И он показал Петрусю на холм. Я знал тот холмик. Там схоронен мишутка был больше никогда не живой. А теперь на нём выросли злаки. Чудесные злаки. Целебные днём, смертельные ночью.
– Смотри, Петрусю, – сказал Басаврюк, – Сейчас нас не станет, а время прийдёт. Прийдёт время и зацветут на горке на этой чудо-цветы – смотри их не тронь. А последним из них распустится папоротников цвет. Вот его и смотри. Как заалеет рубином сверкающим – хватай крепко и рви в руки его! Да не спускай, не спускай, не спускай…
И пропал Басаврюк.
Стало холодно Петрусю, но не больно уже как тогда. Он стал кутаться в зябкую свитку свою и дуть
Я пришёл и сказал ему:
– Петруська, не убивай меня, оно толку не будет…
…И Петруська не понял совсем.
Ошалело, с холодными ладошами в трубочку, смотрел он на меня и не мог понять.
«Ты откуда, Ивась?», подумал скорей, а не сказал Петруська.
«Да я рядышком. Рядышком…»
«Почему – не убивай?», переспросил Петруська, как словно во сне, и улыбнулся даже, «Да как же я тебя буду убивать!»
«Острым ножиком», объяснил я ему, «Просто надо будет очень тебе. Убивать. И тогда будешь. А всё-таки не убивал бы лучше, всё равно толку никакого, а то мы б с тобой ещё на речку сгоняли. Помнишь, как мы с тобой на речку бегли, я в воду упал с бережку, а ты тащил всё меня и тащил. А я смеялся. Я же бессмертный, а ты такая – бояка!.. И мы потом сохли вместе и тогда ты тоже смеялся».
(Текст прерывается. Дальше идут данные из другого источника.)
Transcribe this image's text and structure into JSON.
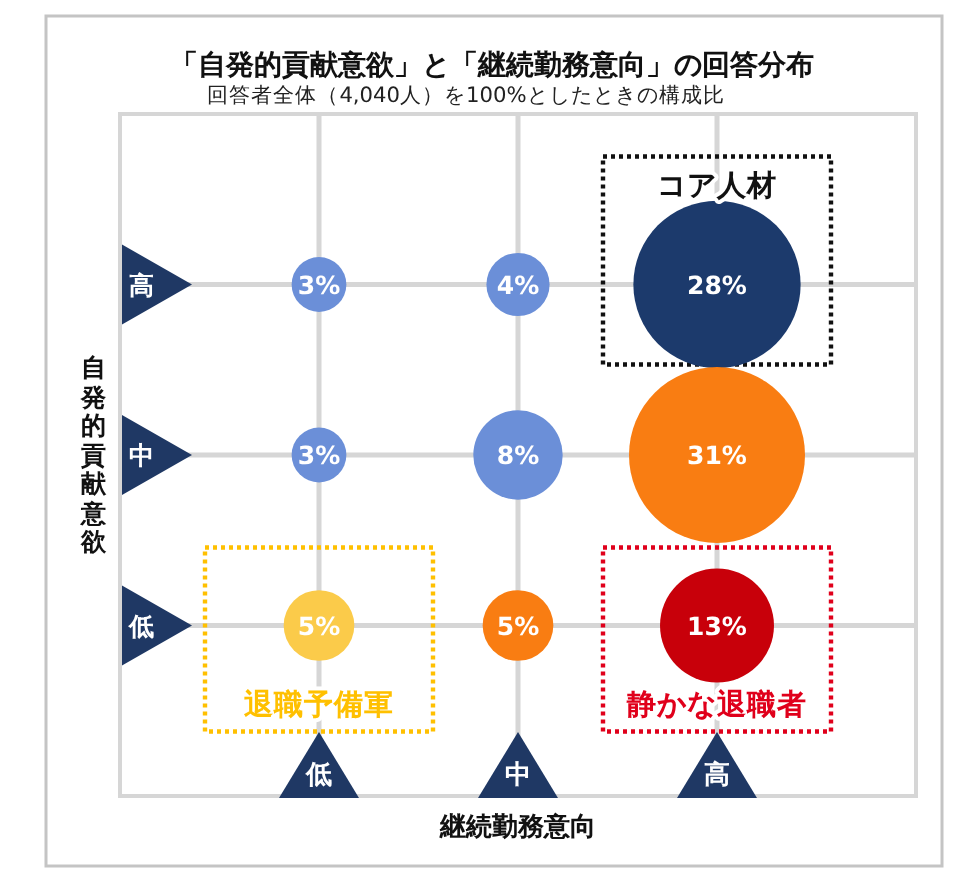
{
  "chart_data": {
    "type": "heatmap",
    "title": "「自発的貢献意欲」と「継続勤務意向」の回答分布",
    "subtitle": "回答者全体（4,040人）を100%としたときの構成比",
    "xlabel": "継続勤務意向",
    "ylabel": "自発的貢献意欲",
    "categories": [
      "低",
      "中",
      "高"
    ],
    "y_categories": [
      "高",
      "中",
      "低"
    ],
    "cells": [
      [
        3,
        4,
        28
      ],
      [
        3,
        8,
        31
      ],
      [
        5,
        5,
        13
      ]
    ],
    "cell_labels": [
      [
        "3%",
        "4%",
        "28%"
      ],
      [
        "3%",
        "8%",
        "31%"
      ],
      [
        "5%",
        "5%",
        "13%"
      ]
    ],
    "colors": [
      "#6b8fd8",
      "#6b8fd8",
      "#1c3a6c",
      "#6b8fd8",
      "#6b8fd8",
      "#f97d12",
      "#fbcb4a",
      "#f97d12",
      "#c8000a"
    ],
    "grid": true,
    "annotations": [
      "コア人材",
      "退職予備軍",
      "静かな退職者"
    ]
  }
}
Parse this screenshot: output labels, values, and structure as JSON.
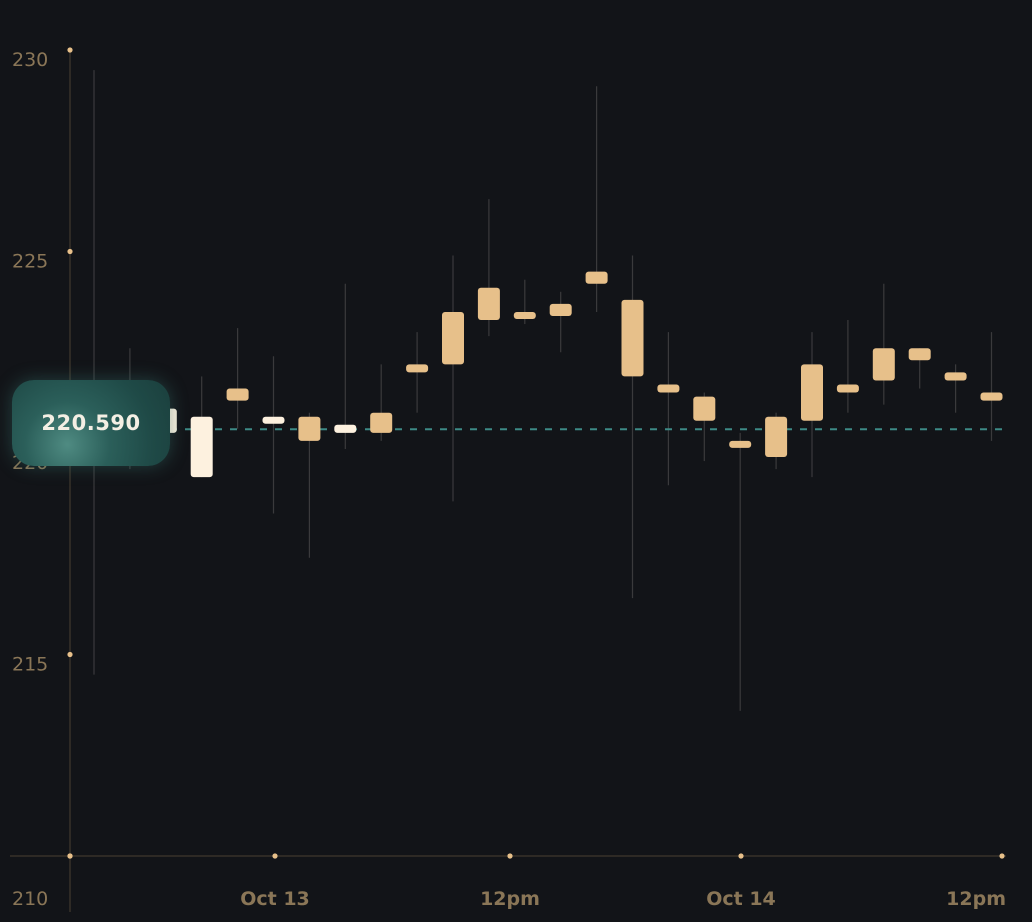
{
  "chart_data": {
    "type": "candlestick",
    "title": "",
    "xlabel": "",
    "ylabel": "",
    "ylim": [
      210,
      230
    ],
    "y_ticks": [
      210,
      215,
      220,
      225,
      230
    ],
    "x_tick_labels": [
      "Oct 13",
      "12pm",
      "Oct 14",
      "12pm"
    ],
    "last_price": 220.59,
    "last_price_label": "220.590",
    "colors": {
      "background": "#121418",
      "up_candle": "#e7c08a",
      "down_candle": "#fdf1df",
      "wick": "#3a3a3c",
      "axis": "#4a4032",
      "tick_dot": "#e7c08a",
      "tick_label": "#8a7657",
      "price_line": "#3d8a86",
      "badge": "#2a5d58"
    },
    "grid": false,
    "candles": [
      {
        "open": 221.0,
        "high": 229.5,
        "low": 214.5,
        "close": 220.3
      },
      {
        "open": 220.5,
        "high": 222.6,
        "low": 219.6,
        "close": 220.9
      },
      {
        "open": 221.1,
        "high": 221.3,
        "low": 220.2,
        "close": 220.5
      },
      {
        "open": 220.9,
        "high": 221.9,
        "low": 219.4,
        "close": 219.4
      },
      {
        "open": 221.3,
        "high": 223.1,
        "low": 220.6,
        "close": 221.6
      },
      {
        "open": 220.9,
        "high": 222.4,
        "low": 218.5,
        "close": 220.8
      },
      {
        "open": 220.3,
        "high": 221.0,
        "low": 217.4,
        "close": 220.9
      },
      {
        "open": 220.7,
        "high": 224.2,
        "low": 220.1,
        "close": 220.5
      },
      {
        "open": 220.5,
        "high": 222.2,
        "low": 220.3,
        "close": 221.0
      },
      {
        "open": 222.0,
        "high": 223.0,
        "low": 221.0,
        "close": 222.2
      },
      {
        "open": 222.2,
        "high": 224.9,
        "low": 218.8,
        "close": 223.5
      },
      {
        "open": 223.3,
        "high": 226.3,
        "low": 222.9,
        "close": 224.1
      },
      {
        "open": 223.4,
        "high": 224.3,
        "low": 223.2,
        "close": 223.5
      },
      {
        "open": 223.4,
        "high": 224.0,
        "low": 222.5,
        "close": 223.7
      },
      {
        "open": 224.2,
        "high": 229.1,
        "low": 223.5,
        "close": 224.5
      },
      {
        "open": 221.9,
        "high": 224.9,
        "low": 216.4,
        "close": 223.8
      },
      {
        "open": 221.5,
        "high": 223.0,
        "low": 219.2,
        "close": 221.7
      },
      {
        "open": 220.8,
        "high": 221.5,
        "low": 219.8,
        "close": 221.4
      },
      {
        "open": 220.2,
        "high": 220.5,
        "low": 213.6,
        "close": 220.3
      },
      {
        "open": 219.9,
        "high": 221.0,
        "low": 219.6,
        "close": 220.9
      },
      {
        "open": 220.8,
        "high": 223.0,
        "low": 219.4,
        "close": 222.2
      },
      {
        "open": 221.5,
        "high": 223.3,
        "low": 221.0,
        "close": 221.7
      },
      {
        "open": 221.8,
        "high": 224.2,
        "low": 221.2,
        "close": 222.6
      },
      {
        "open": 222.3,
        "high": 222.6,
        "low": 221.6,
        "close": 222.6
      },
      {
        "open": 221.8,
        "high": 222.2,
        "low": 221.0,
        "close": 222.0
      },
      {
        "open": 221.3,
        "high": 223.0,
        "low": 220.3,
        "close": 221.5
      }
    ]
  }
}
«Я не буду тебя убивать!», сказал очень серьёзно Петрусь.
«Ни за какие-какие деньги?», спросил я.
«Ни за какие!», точно сказал Петрусь.
И я погладил его по ушам и улетел.
Зацветала в поле ягода, засветала в небе дорожка. Засыпала человечеством, просыпалась одиночеством…
Вот и дрогнул первый росток. И словно тёплым светом изнутри повело холмик. То мишутка ворочался – я знал. А на холмике расцвело, расцвело – рассвело… Зелёные, горящие, разноцветные, живые, волшебные полезли цветы. Выползать из бутончиков, распускаться прямо совсем на глазах…
Заворожился внутри Петрусь, словно как сразу оттаял весь. И тогда ему уже было внутри вовсе – тепло. Цветики заворочались и словно лёгкой чуть слышной мелодикой-музыкой пошли в динь-дилинь. Петрусю почувствовал вблизи себя рай. А вот самым последним ладошкой лёг на мишуткину могилку папоротников зелёный листочек. Он не был изумрудный, он тёмный весь был, потому что он был – мишуткин друг. Как мишутку схоронили, так он никогда бы больше не цвёл, но раз в году выпадало и ему такое – наказание господнее. Развернулась ладошка и показался на ней огонёк. Крошечный, алый, да трепетный…
Вот бы тут-то Петрусю и радоваться, а он поменялся зачем-то в лице. Что случилось, Петруська? Где ходит беда? Смотрел Петруська на самый волшебный из волшебных цветков, как словно прямиком в свою боль. Может чувствовал что, а только не рубином сверкающим показался ему папоротников цвет, а капелькой наворачивающейся крови. Протянул руки Петрусь к цветку и закричал, страшно совсем закричал:
– А ведь горячий же! Горячий же! Горячий же! Он!!!
И отдёрнул руки и смотрел застывшим дерево-взглядом в руки свои, в которых ладошах сверкала теперь переливалась и баловалась капелька свежей совсем рубиновой крови.